短編集
其の1
平穏な毎日が過ぎていく精霊界。特に、これといってやることはない。結界の力によって人間が来ることができないので、安心して暮らすことができる。それにより個々の趣味を満喫し、有り余る時間を潰す。
そんな暇な一日。リゼルに仕える精霊達は、お茶会を開くことにした。「提案者は誰か?」と聞かれても、特に決まってはいない。流れ的にお茶会が開かれるようになり、黙々と準備を進めていく。
広い裏庭にテーブルが置かれ、飲み物とお菓子がセッティングされていく。干し果物のクッキーに、生クリームたっぷりのケーキ。それに、スコーンにバラジャム。どれも手作りだ。
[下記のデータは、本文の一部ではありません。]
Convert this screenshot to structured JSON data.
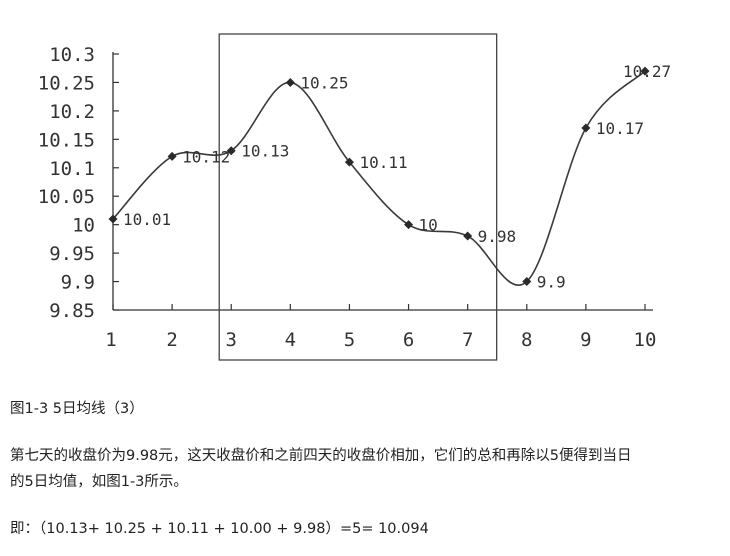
{
  "chart_data": {
    "type": "line",
    "x": [
      1,
      2,
      3,
      4,
      5,
      6,
      7,
      8,
      9,
      10
    ],
    "values": [
      10.01,
      10.12,
      10.13,
      10.25,
      10.11,
      10.0,
      9.98,
      9.9,
      10.17,
      10.27
    ],
    "data_labels": [
      "10.01",
      "10.12",
      "10.13",
      "10.25",
      "10.11",
      "10",
      "9.98",
      "9.9",
      "10.17",
      "10.27"
    ],
    "x_tick_labels": [
      "1",
      "2",
      "3",
      "4",
      "5",
      "6",
      "7",
      "8",
      "9",
      "10"
    ],
    "y_tick_labels": [
      "10.3",
      "10.25",
      "10.2",
      "10.15",
      "10.1",
      "10.05",
      "10",
      "9.95",
      "9.9",
      "9.85"
    ],
    "y_ticks": [
      10.3,
      10.25,
      10.2,
      10.15,
      10.1,
      10.05,
      10.0,
      9.95,
      9.9,
      9.85
    ],
    "ylim": [
      9.85,
      10.3
    ],
    "xlim": [
      1,
      10
    ],
    "highlight_range": [
      3,
      7
    ],
    "grid": false,
    "marker": "diamond",
    "colors": {
      "line": "#3a3a3a",
      "axis": "#333333",
      "box": "#444444"
    }
  },
  "text": {
    "caption": "图1-3 5日均线（3）",
    "para_line1": "第七天的收盘价为9.98元，这天收盘价和之前四天的收盘价相加，它们的总和再除以5便得到当日",
    "para_line2": "的5日均值，如图1-3所示。",
    "formula": "即：（10.13+ 10.25 + 10.11 + 10.00 + 9.98）=5= 10.094"
  }
}
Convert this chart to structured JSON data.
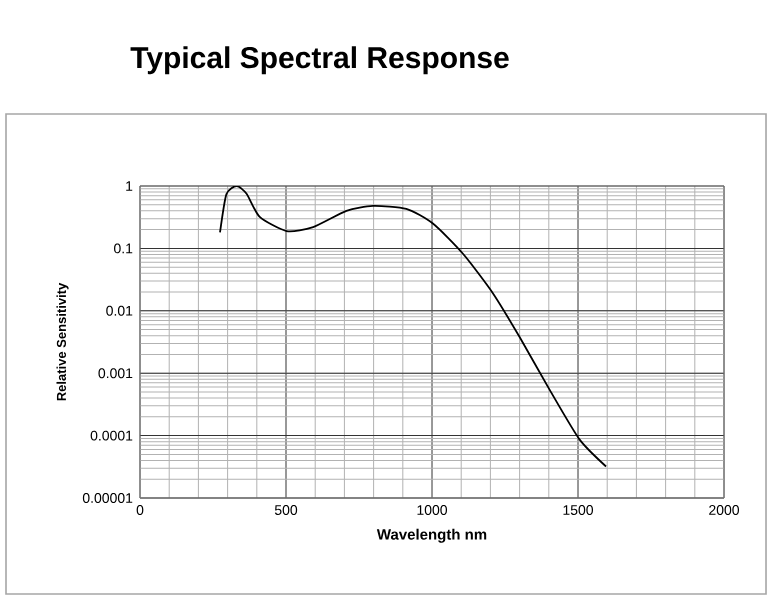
{
  "chart_data": {
    "type": "line",
    "title": "Typical Spectral Response",
    "xlabel": "Wavelength nm",
    "ylabel": "Relative Sensitivity",
    "log": "y",
    "grid": true,
    "x": [
      274,
      296,
      331,
      365,
      410,
      502,
      593,
      707,
      798,
      912,
      1003,
      1106,
      1209,
      1300,
      1403,
      1505,
      1596
    ],
    "series": [
      {
        "color": "#000000",
        "values": [
          0.18,
          0.74,
          1.0,
          0.75,
          0.32,
          0.19,
          0.22,
          0.4,
          0.48,
          0.43,
          0.25,
          0.082,
          0.019,
          0.0038,
          0.00054,
          8.7e-05,
          3.2e-05
        ]
      }
    ],
    "xlim": [
      0,
      2000
    ],
    "xticks": [
      0,
      500,
      1000,
      1500,
      2000
    ],
    "ylim": [
      1e-05,
      1
    ],
    "yticks": [
      {
        "value": 1e-05,
        "label": "0.00001"
      },
      {
        "value": 0.0001,
        "label": "0.0001"
      },
      {
        "value": 0.001,
        "label": "0.001"
      },
      {
        "value": 0.01,
        "label": "0.01"
      },
      {
        "value": 0.1,
        "label": "0.1"
      },
      {
        "value": 1,
        "label": "1"
      }
    ]
  }
}
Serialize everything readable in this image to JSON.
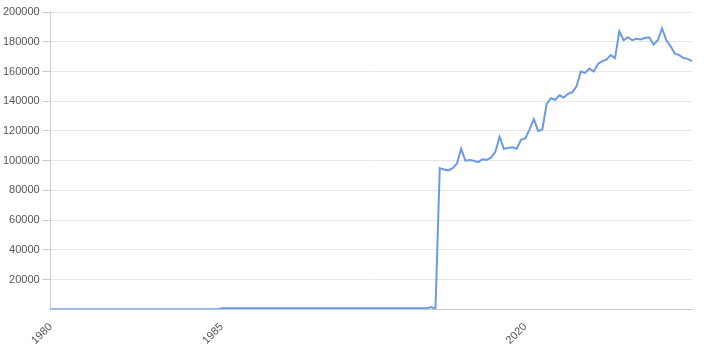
{
  "chart_data": {
    "type": "line",
    "categories": [
      "1980",
      null,
      null,
      null,
      null,
      null,
      null,
      null,
      null,
      null,
      null,
      null,
      null,
      null,
      null,
      null,
      null,
      null,
      null,
      null,
      null,
      null,
      null,
      null,
      null,
      null,
      null,
      null,
      null,
      null,
      null,
      null,
      null,
      null,
      null,
      null,
      null,
      null,
      null,
      null,
      "1985",
      null,
      null,
      null,
      null,
      null,
      null,
      null,
      null,
      null,
      null,
      null,
      null,
      null,
      null,
      null,
      null,
      null,
      null,
      null,
      null,
      null,
      null,
      null,
      null,
      null,
      null,
      null,
      null,
      null,
      null,
      null,
      null,
      null,
      null,
      null,
      null,
      null,
      null,
      null,
      null,
      null,
      null,
      null,
      null,
      null,
      null,
      null,
      null,
      null,
      null,
      null,
      null,
      null,
      null,
      null,
      null,
      null,
      null,
      null,
      null,
      null,
      null,
      null,
      null,
      null,
      null,
      null,
      null,
      null,
      null,
      "2020",
      null,
      null,
      null,
      null,
      null,
      null,
      null,
      null,
      null,
      null,
      null,
      null,
      null,
      null,
      null,
      null,
      null,
      null,
      null,
      null,
      null,
      null,
      null,
      null,
      null,
      null,
      null,
      null,
      null,
      null,
      null,
      null,
      null,
      null,
      null,
      null,
      null,
      null,
      null
    ],
    "values": [
      0,
      0,
      0,
      0,
      0,
      0,
      0,
      0,
      0,
      0,
      0,
      0,
      0,
      0,
      0,
      0,
      0,
      0,
      0,
      0,
      0,
      0,
      0,
      0,
      0,
      0,
      0,
      0,
      0,
      0,
      0,
      0,
      0,
      0,
      0,
      0,
      0,
      0,
      0,
      0,
      800,
      800,
      800,
      800,
      800,
      800,
      800,
      800,
      800,
      800,
      800,
      800,
      800,
      800,
      800,
      800,
      800,
      800,
      800,
      800,
      800,
      800,
      800,
      800,
      800,
      800,
      800,
      800,
      800,
      800,
      800,
      800,
      800,
      800,
      800,
      800,
      800,
      800,
      800,
      800,
      800,
      800,
      800,
      800,
      800,
      800,
      800,
      800,
      800,
      1500,
      500,
      95000,
      94000,
      93500,
      95000,
      98000,
      108000,
      100000,
      100500,
      100000,
      99000,
      101000,
      100500,
      102000,
      106000,
      116000,
      108000,
      108500,
      109000,
      108000,
      114000,
      115000,
      121000,
      128000,
      120000,
      121000,
      138000,
      142000,
      141000,
      144000,
      142500,
      145000,
      146000,
      150000,
      160000,
      159000,
      162000,
      160000,
      165000,
      167000,
      168000,
      171000,
      169000,
      187000,
      181000,
      183000,
      181000,
      182000,
      181500,
      182500,
      183000,
      178000,
      181000,
      189000,
      181000,
      177000,
      172000,
      171000,
      169000,
      168500,
      167000
    ],
    "color": "#6b9ae8",
    "ylim": [
      0,
      200000
    ],
    "yticks": [
      20000,
      40000,
      60000,
      80000,
      100000,
      120000,
      140000,
      160000,
      180000,
      200000
    ],
    "grid": true
  }
}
カップに注がれるのはハーブティー。ほのかに香る甘みに、ファリス達年少組みは大喜び。一同が同じテーブルにつくのは珍しい。重大な事件が発生した時に集まったりするが、普段はそれぞれ独立して何かを行っている。
「準備も整いました。皆様、楽しみましょう」
シルリアの一言で、厳粛な雰囲気を放つお茶会が開始した。しかし、徐々におかしな方向に進んでいく。はじめは真面目な会話が続いていたが、いつの間にか話の議題が摩り替わる。
――リゼルについて。
誰が、このような話を開始したのか……普段考えたことのない内容に、話が盛り上がっていく。
そしてお茶会は、暴露大会へと変わっていった。
◇◆◇◆◇◆
「やっぱり、怒らせたら怖いということかな。これは皆もわかっていると思うけど、怖いものは怖いし」
ハーブティーを啜りつつ、呟いたのはジェド。今まで一回もリゼルを怒らせたことのないジェドであったが、怖いというイメージが強いらしい。それに滅多に怒らない人ほど、怒らせると怖いという。
「爽やかな笑みで……」
「怒られたね、つい最近」
「う、うん」
この中で、説教の回数が一番多いのはファリスであった。これは性格上の問題でもあったりするが、何十回も怒られて懲りないのは凄い。普通の性格の持ち主であったら、同じことは繰り返さない。しかし、ファリスは違う。立て続けに、二度三度。それに、学習能力が低い。
「何か言ってくれればいいけど、何も言ってくれない」
「無言の圧力。あれは厳しいね」
「それなら、私も……」
「……ご勘弁を」
シルリアの攻撃に、ファリスは平謝りするしかない。シルリアはリゼルほど恐ろしくはないが、説教に関しては精霊界一。一回の説教の時間は二時間を越え、着実に記録を伸ばしている。新記録を更新しつつあるシルリアが無言のプレッシャーによる説教タイムを開こうものなら、ファリスは泡を吹いて気絶をしてしまう。これにより、図太い神経のファリスの意外な弱点が判明した。
「でも、優しいよ」
「それは、ストルだから」
「私だから?」
「そう、妹を欲しがっていたし。同じ女として悲しい……」
「お前は、女として見えん」
レスタの言葉に、ファリスを抜かした全員が一斉に頷く。外見は少女であっても、中身が伴わない。故に「少年だ」と言われ続けて数百年。故に“少年”という認識は精霊界の隅々に広がった。
「やっぱり……」
「うむ、正解だな」
「いやー!」
その答えに、ファリスは頭を抱えて叫ぶ。質問の意図は「リゼルもそう思っているのか」という内容。流石に創造の対象の性別を間違えることは有り得ないが、ファリスのショックは大きい。
「ねえねえ、リゼル様って嫌いなモノってあるのかな?」
ジャムを塗ったスコーンを頬張りつつ、ストルが質問してきた。食べながらの質問であったので、口の周りはベトベト。見かねたシルリアが口元を拭いてあげる姿は、何とも微笑ましい。
「あるぞ。禁断の言葉に近いモノが」
「うっ! 一種のダブーってやつだね」
「そうだ。あれを主の前で口にしたら、地獄へ突き落とされる。絶対零度を体験したいのなら、お勧めしよう」
「……お断りします」
次の瞬間、全員が同じ言葉を発した。絶対零度――これは、好きで体験するものではない。リゼルの側近中の側近ともいえるレスタが怖がるのだから、相当なもの。過去に誤って口を滑らせた精霊が絶対零度を体験し、泣きながら逃げていったという逸話が残っている。